In dit verband zal met name de vraag zijn of niet toch weer sprake is van een categorale uitzondering op de beoordelingsplicht, die volgt uit de Habitatrichtlijn, zonder dat vooraf voldoende zekerheid is verkregen dat de op grond van die uitzondering te verrichten activiteiten met zekerheid niet zullen leiden tot een aantasting van de te beschermen natuurlijke kenmerken van de betrokken Natura 2000-gebieden. Het komt mij voor dat de onderbouwing, in het licht van de strenge maatstaf die in de Europese jurisprudentie wordt gehanteerd, niet heel robuust lijkt.

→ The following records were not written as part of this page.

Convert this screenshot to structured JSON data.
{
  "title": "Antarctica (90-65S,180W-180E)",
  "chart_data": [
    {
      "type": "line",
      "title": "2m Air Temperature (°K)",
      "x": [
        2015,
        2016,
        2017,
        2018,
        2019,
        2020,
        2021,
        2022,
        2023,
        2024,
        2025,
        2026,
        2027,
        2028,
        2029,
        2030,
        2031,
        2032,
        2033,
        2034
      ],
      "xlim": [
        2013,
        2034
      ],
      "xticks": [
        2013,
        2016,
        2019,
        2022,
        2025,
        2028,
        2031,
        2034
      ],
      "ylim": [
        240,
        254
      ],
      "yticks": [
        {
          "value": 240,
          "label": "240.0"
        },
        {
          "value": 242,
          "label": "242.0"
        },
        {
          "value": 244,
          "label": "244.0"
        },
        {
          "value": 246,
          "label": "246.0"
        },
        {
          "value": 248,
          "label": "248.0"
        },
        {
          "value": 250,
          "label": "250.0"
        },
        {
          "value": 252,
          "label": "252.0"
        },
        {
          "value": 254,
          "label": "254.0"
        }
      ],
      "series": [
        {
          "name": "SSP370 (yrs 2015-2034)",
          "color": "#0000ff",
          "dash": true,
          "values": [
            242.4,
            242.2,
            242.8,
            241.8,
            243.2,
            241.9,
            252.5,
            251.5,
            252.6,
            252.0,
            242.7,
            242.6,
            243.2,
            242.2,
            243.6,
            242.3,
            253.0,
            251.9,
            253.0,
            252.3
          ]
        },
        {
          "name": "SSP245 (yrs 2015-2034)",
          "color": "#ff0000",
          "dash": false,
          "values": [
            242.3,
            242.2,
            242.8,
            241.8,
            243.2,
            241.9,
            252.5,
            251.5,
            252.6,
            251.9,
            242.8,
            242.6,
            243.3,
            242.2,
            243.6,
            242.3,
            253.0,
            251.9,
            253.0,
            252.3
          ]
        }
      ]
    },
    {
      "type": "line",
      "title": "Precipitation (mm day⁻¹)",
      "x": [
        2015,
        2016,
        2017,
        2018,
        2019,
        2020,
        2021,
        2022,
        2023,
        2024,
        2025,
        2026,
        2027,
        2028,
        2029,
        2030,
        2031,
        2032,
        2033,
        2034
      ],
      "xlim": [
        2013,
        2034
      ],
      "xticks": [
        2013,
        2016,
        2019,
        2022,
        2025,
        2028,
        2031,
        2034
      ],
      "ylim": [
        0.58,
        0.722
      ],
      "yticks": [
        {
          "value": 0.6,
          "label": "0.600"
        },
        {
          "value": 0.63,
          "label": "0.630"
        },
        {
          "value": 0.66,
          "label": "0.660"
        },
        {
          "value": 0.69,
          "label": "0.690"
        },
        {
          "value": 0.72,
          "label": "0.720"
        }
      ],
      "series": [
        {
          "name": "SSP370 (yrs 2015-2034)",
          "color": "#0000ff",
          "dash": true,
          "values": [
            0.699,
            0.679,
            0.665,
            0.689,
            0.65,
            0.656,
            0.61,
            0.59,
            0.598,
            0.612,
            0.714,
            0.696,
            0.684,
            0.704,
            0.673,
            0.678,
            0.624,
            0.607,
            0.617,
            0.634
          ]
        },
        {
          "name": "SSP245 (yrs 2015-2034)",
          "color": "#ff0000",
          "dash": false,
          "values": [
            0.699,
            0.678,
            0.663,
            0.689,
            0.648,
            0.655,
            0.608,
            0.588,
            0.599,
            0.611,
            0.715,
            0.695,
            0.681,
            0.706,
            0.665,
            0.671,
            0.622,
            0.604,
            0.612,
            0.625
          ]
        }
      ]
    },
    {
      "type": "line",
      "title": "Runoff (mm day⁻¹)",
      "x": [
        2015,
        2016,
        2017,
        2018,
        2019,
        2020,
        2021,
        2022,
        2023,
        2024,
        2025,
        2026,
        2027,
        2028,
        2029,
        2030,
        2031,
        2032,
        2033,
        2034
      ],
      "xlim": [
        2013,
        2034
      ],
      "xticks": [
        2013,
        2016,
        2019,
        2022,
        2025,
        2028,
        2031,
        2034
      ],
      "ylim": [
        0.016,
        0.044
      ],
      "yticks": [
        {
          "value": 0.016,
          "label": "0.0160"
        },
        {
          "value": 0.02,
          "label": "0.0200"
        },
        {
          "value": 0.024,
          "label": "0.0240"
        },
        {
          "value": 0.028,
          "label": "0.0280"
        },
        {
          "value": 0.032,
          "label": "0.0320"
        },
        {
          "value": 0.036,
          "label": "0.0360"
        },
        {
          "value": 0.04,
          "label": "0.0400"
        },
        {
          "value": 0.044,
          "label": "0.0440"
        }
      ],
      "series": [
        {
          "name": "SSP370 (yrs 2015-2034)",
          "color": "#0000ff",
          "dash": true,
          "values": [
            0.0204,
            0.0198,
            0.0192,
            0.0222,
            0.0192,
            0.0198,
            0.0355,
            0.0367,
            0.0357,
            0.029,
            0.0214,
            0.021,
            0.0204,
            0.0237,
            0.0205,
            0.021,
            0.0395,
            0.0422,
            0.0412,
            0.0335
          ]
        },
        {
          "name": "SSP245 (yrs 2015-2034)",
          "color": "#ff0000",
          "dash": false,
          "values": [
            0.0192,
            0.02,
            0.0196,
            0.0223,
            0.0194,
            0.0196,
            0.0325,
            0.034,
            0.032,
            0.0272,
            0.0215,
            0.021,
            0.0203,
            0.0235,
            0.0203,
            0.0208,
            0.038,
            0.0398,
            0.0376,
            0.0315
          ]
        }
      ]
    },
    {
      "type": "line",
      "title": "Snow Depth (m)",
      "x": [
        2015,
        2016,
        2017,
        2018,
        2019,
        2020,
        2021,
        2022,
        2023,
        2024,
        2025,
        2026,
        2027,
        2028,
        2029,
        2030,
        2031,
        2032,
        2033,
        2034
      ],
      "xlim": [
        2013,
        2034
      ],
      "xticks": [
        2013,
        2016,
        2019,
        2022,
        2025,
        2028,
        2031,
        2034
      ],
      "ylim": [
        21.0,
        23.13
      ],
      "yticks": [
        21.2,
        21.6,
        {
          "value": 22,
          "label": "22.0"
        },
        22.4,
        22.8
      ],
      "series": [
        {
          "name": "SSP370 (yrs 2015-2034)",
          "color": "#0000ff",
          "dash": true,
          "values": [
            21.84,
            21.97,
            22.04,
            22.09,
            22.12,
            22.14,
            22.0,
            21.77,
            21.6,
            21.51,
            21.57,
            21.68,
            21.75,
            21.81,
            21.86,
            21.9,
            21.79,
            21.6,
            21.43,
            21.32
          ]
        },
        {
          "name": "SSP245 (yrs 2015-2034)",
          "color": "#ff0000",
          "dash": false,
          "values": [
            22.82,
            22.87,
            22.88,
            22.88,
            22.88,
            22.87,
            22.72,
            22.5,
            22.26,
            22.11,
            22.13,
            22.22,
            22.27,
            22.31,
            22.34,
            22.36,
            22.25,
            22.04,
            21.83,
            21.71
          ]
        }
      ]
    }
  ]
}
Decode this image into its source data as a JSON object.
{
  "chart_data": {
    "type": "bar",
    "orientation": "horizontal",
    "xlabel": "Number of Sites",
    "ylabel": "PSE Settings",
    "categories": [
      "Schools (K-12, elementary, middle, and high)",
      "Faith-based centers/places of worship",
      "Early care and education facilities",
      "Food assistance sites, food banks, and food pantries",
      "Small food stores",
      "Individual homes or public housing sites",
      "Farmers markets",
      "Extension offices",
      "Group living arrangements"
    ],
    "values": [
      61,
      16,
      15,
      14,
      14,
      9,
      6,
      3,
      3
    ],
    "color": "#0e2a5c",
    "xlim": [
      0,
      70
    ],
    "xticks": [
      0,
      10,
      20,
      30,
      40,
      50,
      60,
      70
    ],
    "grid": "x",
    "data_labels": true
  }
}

Op grond van artikel 11.17 van het Besluit activiteiten leefomgeving (Bal) zal de vergunningplicht in het geheel niet gelden voor het verrichten van de voormelde tijdelijke sloop- en bouwactiviteiten en het aanleggen, wijzigen of opruimen van een werk, indien afzonderlijk of in combinatie met andere plannen of projecten, de gevolgen van de depositie van stikstof van die activiteiten, met inbegrip van de daarmee samenhangende vervoersbewegingen, buiten beschouwing gelaten, geen significante gevolgen kan hebben voor een Natura 2000-gebied. Het gaat hier in feite om een voortoets waaruit blijkt dat de activiteit geen significante gevolgen zal hebben. Het vernieuwende aan deze bepaling is dat er een knip wordt gemaakt tussen de bouwfase en de gebruiksfase. Het is maar zeer de vraag of een dergelijke knip in overeenstemming is met de Habitatrichtlijn en de jurisprudentie van het Europese Hof van Justitie. Daaruit volgt immers dat een project als geheel moet worden beoordeeld.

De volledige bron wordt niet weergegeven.